Trop de temps libre.
Je lis et j’achète des livres à outrance. Je lave mon appartement et il est magnifiquement propre et rangé. Je revois mes films préférés. Je ne dors pas assez. Je ne mange pas assez non plus. L’eau n’est pas potable, mais je préfère mourir de soif que d’aller m’acheter de l’eau. Je travaille tout le temps. J’ai tout le temps envie de pleurer. J’ai tout le temps froid et ça draine toute mon énergie, toutes MES énergies, ça ampute ma bonne humeur et ma faculté de réflexion. J’angoisse à l’idée de dormir seule dans mon appartement vide. Je crois que le Kid est parti sans même un câlin, un aurevoir emprunté, une note laissée au hasard d’une porte ou d’un réfrigérateur. Et ça me rend triste.

Genre allo, ma vie est dégueu.
Mes dents se cassent seules dans ma bouche, j’ai un don pour détruire mes relations amoureuses, mes colocs m’énervent, je travaille trop, je ne dors pas assez, je ne mange pas assez non plus, je suis tout le temps à al dernièr eminute, je ne sais pas quoi faire l’an prochain, je suis mêlée, je m’ennuie de ma famille, le ménage n’est jamais vraiment fait, tout m’énerve et voilà.
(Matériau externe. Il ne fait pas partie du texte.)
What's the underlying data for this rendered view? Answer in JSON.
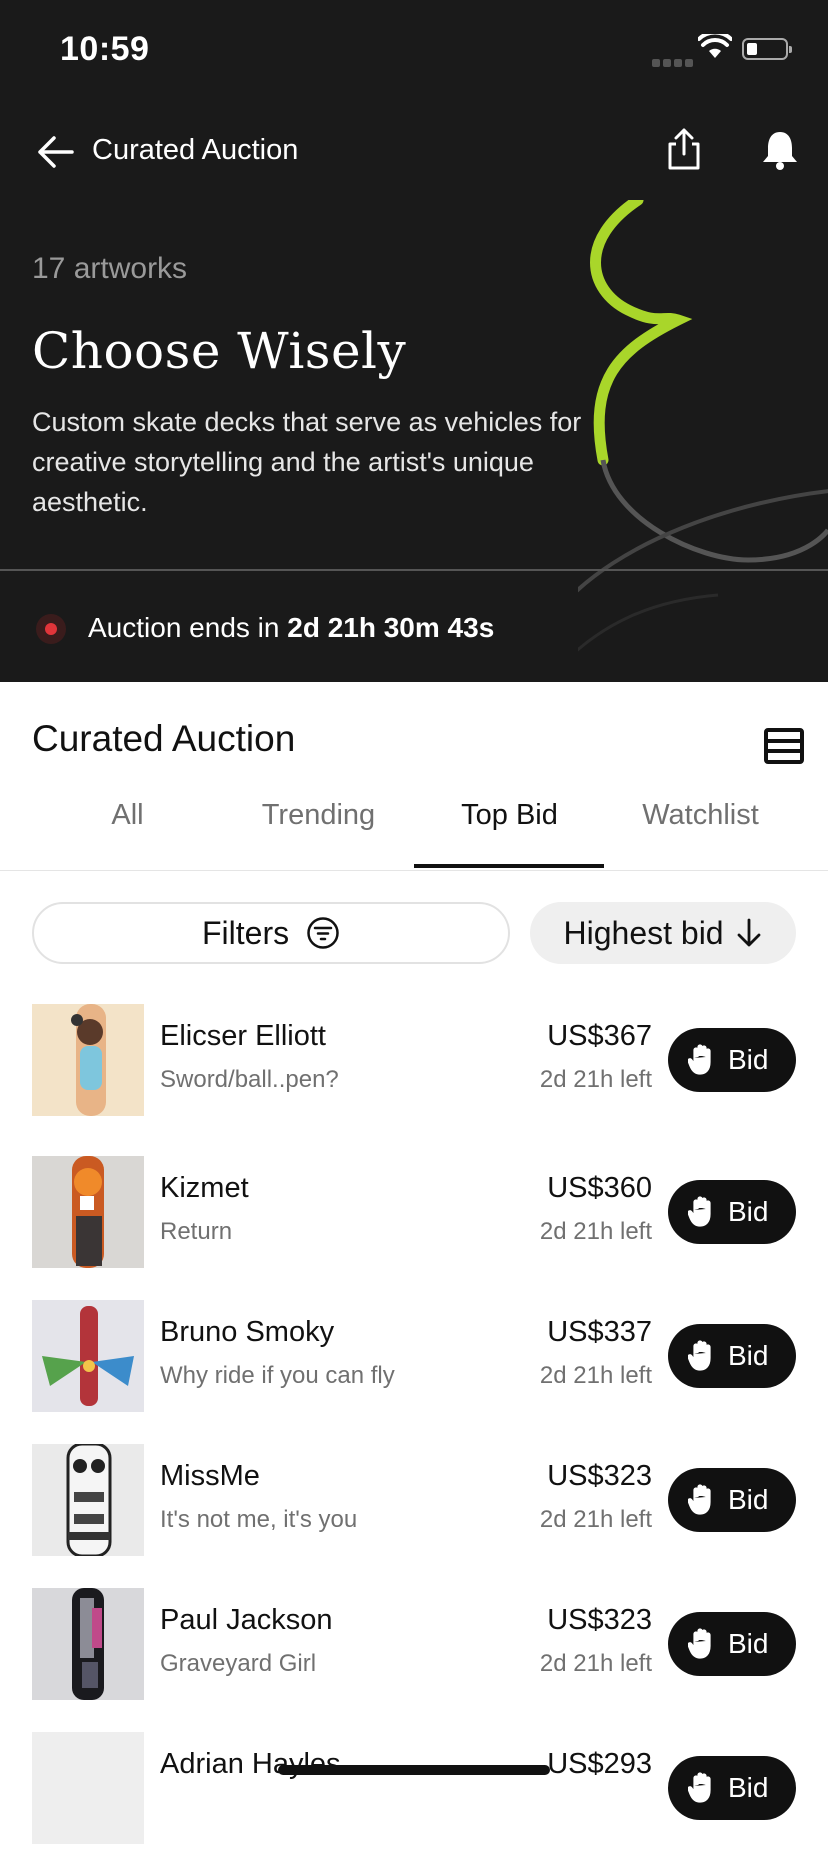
{
  "status_bar": {
    "time": "10:59"
  },
  "nav": {
    "title": "Curated Auction"
  },
  "hero": {
    "count": "17 artworks",
    "headline": "Choose Wisely",
    "description": "Custom skate decks that serve as vehicles for creative storytelling and the artist's unique aesthetic."
  },
  "timer": {
    "prefix": "Auction ends in ",
    "remaining": "2d 21h 30m 43s"
  },
  "section": {
    "title": "Curated Auction"
  },
  "tabs": [
    "All",
    "Trending",
    "Top Bid",
    "Watchlist"
  ],
  "active_tab": "Top Bid",
  "filters": {
    "filters_label": "Filters",
    "sort_label": "Highest bid"
  },
  "bid_label": "Bid",
  "lots": [
    {
      "artist": "Elicser Elliott",
      "title": "Sword/ball..pen?",
      "price": "US$367",
      "time_left": "2d 21h left"
    },
    {
      "artist": "Kizmet",
      "title": "Return",
      "price": "US$360",
      "time_left": "2d 21h left"
    },
    {
      "artist": "Bruno Smoky",
      "title": "Why ride if you can fly",
      "price": "US$337",
      "time_left": "2d 21h left"
    },
    {
      "artist": "MissMe",
      "title": "It's not me, it's you",
      "price": "US$323",
      "time_left": "2d 21h left"
    },
    {
      "artist": "Paul Jackson",
      "title": "Graveyard Girl",
      "price": "US$323",
      "time_left": "2d 21h left"
    },
    {
      "artist": "Adrian Hayles",
      "title": "",
      "price": "US$293",
      "time_left": ""
    }
  ],
  "colors": {
    "dark_bg": "#1a1a1a",
    "accent_green": "#a9d62a",
    "live_dot": "#e0353a"
  }
}
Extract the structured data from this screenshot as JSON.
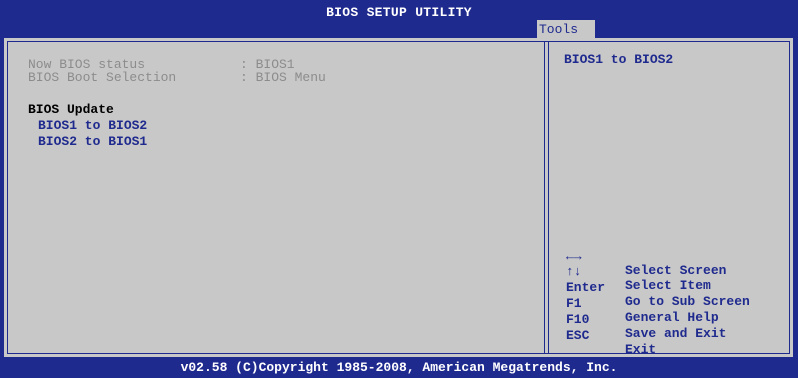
{
  "header": {
    "title": "BIOS SETUP UTILITY",
    "active_tab": "Tools"
  },
  "status": {
    "bios_status_label": "Now BIOS status",
    "bios_status_value": ": BIOS1",
    "boot_selection_label": "BIOS Boot Selection",
    "boot_selection_value": ": BIOS Menu"
  },
  "update": {
    "heading": "BIOS Update",
    "items": [
      "BIOS1 to BIOS2",
      "BIOS2 to BIOS1"
    ]
  },
  "help": {
    "description": "BIOS1 to BIOS2",
    "keys": [
      {
        "key": "←→",
        "icon": "left-right-arrows-icon",
        "action": "Select Screen"
      },
      {
        "key": "↑↓",
        "icon": "up-down-arrows-icon",
        "action": "Select Item"
      },
      {
        "key": "Enter",
        "action": "Go to Sub Screen"
      },
      {
        "key": "F1",
        "action": "General Help"
      },
      {
        "key": "F10",
        "action": "Save and Exit"
      },
      {
        "key": "ESC",
        "action": "Exit"
      }
    ]
  },
  "footer": {
    "copyright": "v02.58 (C)Copyright 1985-2008, American Megatrends, Inc."
  },
  "colors": {
    "background": "#1f2a8e",
    "panel": "#c8c8c8",
    "highlight_text": "#1f2a8e",
    "disabled_text": "#8c8c8c"
  }
}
Ça suffit, la sous-alimentation et la carence en sommeil !
Ça suffit, la surexploitation de mes capacités et de mes journées déjà trop chargées !
Ça suffit, l’air bougon, les crises de nerfs, les crises de larmes !
Maintenant, on DORT et on MANGE !

… demain, là, je suis occupée.

Et si on dormait ?

Je n’ai jamais eu aussi hâte à une relâche, je le crois bien.

Alternatives

Je pourrais aussi travailler pendant toute l’année.
Voyager en sac à dos.
Faire une immersion dans un autre pays.
Devenir éboueuse.
Terminer mes Sciences de la nature.
Publier un roman.

Spleen.

J’ai un spleen de fin d’été.
C’est la première fois que j’ai ce genre de sentiment. Un moment de désoeuvrement complet. J’ai des devoirs intéressants, des choses à planifier, des amis, un amoureux, des colocataires, mais ça ne me tente pas de faire quoi que ce soit, juste de me coucher et de dormir encore un peu plus, fatiguée ou pas. Le FMBM a été un moment de folie, tout comme mon été au CEPAS, et où j’ai couru comme une dératée, dormant trop peu, mangeant n’importe quoi, mais avec un plaisir fou. Je sais que ma session va finir en course contre la montre, mais pour l’instant, les projets ne font que commencer et je suis encore au ralenti, en train d’attendre que tout se mette en branle pour de bon. J’ai toujours le coeur au bord des lèvres, mais l’estomac serré, les jambes qui fourmillent d’insectes, mais le corps las.
Je n’aime pas particulièrement ce sentiment.

Où es-tu ?

T’es où ?
Hein, t’es où ?

Pourquoi je n’ai plus de nouvelles de toi ? Pourquoi ne m’as-tu pas dit que tu venais en Gaspésie ? As-tu reçu le livre que je t’ai envoyé, Le Joueur d’échecs avec quelques mots juste pour toi dedans ? Pourquoi laisses-tu mes lettres sans retour ? Pourquoi tu ne réponds pas à mes courriels angoissés ? Pourquoi ne m’appelles-tu pas pour me rassurer ? Pourquoi, même à des kilomètres de moi depuis des mois, continues-tu de me faire pleurer parce que je m’inquiète pour toi ?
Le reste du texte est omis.